No primeiro deles, elabora um kit de sobrevivência, um conjunto de princípios essenciais traduzidos em expressões simbolicamente eloqüentes e de fácil manuseio, estilo Estado vs. Mercado, projeto popular e democrático vs. projeto do Consenso de Washington, governo nacionalista e internacionalista vs. governo entreguista, o nosso Brasil vs. o Brasil deles, e assim por diante. É nesse plano que se apresentam as realizações governamentais, as virtudes do líder e de seus sucessores, os planos sórdidos dos adversários. A intenção, aqui, é organizar um guia para a ação e, acima de tudo, formar opinião. Sim, porque os eleitores precisam de formadores de opinião, mesmo quando são de esquerda.
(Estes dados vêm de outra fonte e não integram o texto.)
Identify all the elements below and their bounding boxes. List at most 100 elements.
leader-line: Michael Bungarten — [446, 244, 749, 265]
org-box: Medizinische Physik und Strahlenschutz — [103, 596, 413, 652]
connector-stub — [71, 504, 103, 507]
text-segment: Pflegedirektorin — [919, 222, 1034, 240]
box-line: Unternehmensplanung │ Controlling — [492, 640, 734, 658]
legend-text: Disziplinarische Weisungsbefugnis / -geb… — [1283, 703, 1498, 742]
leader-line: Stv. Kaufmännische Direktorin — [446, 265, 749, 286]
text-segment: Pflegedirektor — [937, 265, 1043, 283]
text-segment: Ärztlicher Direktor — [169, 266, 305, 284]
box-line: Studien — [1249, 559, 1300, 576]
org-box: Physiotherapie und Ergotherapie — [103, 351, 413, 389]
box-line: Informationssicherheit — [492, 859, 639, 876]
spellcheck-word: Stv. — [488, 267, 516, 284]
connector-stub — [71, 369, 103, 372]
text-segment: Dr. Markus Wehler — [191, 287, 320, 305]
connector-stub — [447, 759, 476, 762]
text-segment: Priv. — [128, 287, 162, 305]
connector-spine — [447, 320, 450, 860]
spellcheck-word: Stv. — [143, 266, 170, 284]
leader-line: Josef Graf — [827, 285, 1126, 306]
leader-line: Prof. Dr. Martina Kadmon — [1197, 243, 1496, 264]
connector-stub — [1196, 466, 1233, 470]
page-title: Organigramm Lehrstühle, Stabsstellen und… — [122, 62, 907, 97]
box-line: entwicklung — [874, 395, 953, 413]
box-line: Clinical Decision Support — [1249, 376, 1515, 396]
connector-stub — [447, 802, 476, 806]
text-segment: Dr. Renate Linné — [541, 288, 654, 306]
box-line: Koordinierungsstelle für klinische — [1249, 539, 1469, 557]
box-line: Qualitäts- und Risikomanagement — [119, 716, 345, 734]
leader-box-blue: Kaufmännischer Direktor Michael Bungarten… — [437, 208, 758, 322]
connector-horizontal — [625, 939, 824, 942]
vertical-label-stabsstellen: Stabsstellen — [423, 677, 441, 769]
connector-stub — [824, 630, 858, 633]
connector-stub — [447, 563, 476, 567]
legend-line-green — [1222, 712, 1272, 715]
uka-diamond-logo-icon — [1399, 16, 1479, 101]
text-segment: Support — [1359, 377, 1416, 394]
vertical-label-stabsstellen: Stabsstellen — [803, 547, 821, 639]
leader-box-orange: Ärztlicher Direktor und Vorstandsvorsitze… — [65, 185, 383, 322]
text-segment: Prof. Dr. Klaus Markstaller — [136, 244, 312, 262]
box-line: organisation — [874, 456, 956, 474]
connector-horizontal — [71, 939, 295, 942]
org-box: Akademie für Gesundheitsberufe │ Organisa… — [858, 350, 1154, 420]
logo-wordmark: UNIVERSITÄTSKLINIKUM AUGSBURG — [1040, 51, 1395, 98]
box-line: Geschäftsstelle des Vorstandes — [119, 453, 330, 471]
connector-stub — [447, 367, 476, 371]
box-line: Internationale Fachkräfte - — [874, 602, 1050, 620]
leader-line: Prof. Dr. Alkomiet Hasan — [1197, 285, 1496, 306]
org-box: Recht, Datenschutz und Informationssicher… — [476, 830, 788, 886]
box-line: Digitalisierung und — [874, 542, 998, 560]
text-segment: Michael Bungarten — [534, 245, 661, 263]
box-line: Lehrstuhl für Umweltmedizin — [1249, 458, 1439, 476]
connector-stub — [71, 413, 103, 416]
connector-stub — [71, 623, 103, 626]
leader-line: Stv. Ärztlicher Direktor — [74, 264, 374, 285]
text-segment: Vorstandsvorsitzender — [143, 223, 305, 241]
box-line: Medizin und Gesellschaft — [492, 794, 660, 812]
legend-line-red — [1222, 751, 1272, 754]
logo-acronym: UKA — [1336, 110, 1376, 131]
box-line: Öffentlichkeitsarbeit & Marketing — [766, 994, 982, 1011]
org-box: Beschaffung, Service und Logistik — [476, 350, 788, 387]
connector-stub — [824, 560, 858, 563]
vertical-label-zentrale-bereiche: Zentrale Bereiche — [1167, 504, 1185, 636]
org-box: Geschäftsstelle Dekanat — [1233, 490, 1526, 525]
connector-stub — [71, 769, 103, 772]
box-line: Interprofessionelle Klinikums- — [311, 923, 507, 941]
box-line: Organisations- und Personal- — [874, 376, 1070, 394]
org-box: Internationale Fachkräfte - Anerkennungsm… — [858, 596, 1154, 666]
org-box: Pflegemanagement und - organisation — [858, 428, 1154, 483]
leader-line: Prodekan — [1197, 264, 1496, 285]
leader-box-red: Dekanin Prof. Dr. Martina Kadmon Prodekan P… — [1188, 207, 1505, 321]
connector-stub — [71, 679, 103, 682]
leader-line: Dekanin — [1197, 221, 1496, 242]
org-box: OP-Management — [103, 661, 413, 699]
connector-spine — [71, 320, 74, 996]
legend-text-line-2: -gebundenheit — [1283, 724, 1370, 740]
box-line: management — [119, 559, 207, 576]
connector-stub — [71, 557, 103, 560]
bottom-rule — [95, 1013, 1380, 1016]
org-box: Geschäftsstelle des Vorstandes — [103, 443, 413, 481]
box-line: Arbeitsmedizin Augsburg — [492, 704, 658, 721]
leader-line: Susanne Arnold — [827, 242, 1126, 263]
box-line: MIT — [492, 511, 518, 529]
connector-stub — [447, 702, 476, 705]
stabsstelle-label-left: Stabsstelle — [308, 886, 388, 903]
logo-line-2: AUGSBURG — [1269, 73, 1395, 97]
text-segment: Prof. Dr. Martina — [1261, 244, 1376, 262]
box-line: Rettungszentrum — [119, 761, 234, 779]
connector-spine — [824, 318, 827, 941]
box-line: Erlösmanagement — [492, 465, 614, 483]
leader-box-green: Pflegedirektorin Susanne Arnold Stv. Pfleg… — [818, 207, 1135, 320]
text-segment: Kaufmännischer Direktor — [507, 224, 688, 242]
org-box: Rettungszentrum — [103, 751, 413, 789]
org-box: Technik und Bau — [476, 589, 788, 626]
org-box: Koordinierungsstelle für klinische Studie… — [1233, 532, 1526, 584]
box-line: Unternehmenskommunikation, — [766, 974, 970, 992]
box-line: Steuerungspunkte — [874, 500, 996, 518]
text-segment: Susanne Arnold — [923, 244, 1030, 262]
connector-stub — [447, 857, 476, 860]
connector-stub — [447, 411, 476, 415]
No segundo plano, o partido elabora uma teoria da sociedade e da transformação social que julga a ela corresponder, determinando o lugar que ele próprio, partido, e seu entorno ocupam nesse processo. É um plano sofisticado, que requer uma análise do mundo, a definição de estratégias de longo prazo e das alianças fundamentais, o reconhecimento claro dos obstáculos e das possibilidades concretas de mudança. Nele, a simplificação não tem lugar e a agitação deve ser substituída pela argumentação.

Na dimensão típico-ideal, esses dois planos caminham juntos, se retroalimentam O partido fala para as massas com um discurso sustentado pela tradução criteriosa de uma teoria social consistente, que é corrigida e ajustada à medida que se obtém o feedback da sociedade.

Salvo avaliação mais aprofundada, o que parece estar a ocorrer no Brasil expressa uma disjunção entre esses dois planos, com uma concentração unilateral no primeiro deles. O PT está esquentando as turbinas para oferecer a seu “povo” o empuxo necessário para uma ação vitoriosa em 2010. Está a produzir armas de combate, agitação e identificação. Como seria mesmo de se esperar.

Não há porque alguém ficar surpreso ou incomodado com isso, que é política em estado bruto, igualmente praticada pelos demais partidos. Os puros de espírito, as almas mais sensíveis, poderão torcer o nariz para as acusações infundadas, os auto-elogios extremados e passionais, as manobras dedicadas exclusivamente a prejudicar inimigos e adversários. Terão de entender que política também é feita disso.

É feita disso, mas não somente disso. Se o PT se julga ou pretende ser um partido de esquerda de fato, não pode permanecer estacionado no plano da agitação, do discurso fácil para as massas. Precisa ir além e acoplar a esse plano um segundo plano, de elaboração teórica, produção cultural e projeção do futuro, como, de resto, espera-se que façam todos os demais partidos. Sem isso, ficará no meio do caminho e não se completará como partido de esquerda. Poderá até ter sucesso e vencer em 2010, mas não contribuirá para integrar a sociedade, convencê-la da necessidade de uma reforma social e fornecer-lhe algo mais denso e duradouro do que um sonho para sonhar. [Publicado em O Estado de S. Paulo, 28/11/2009, p. A2].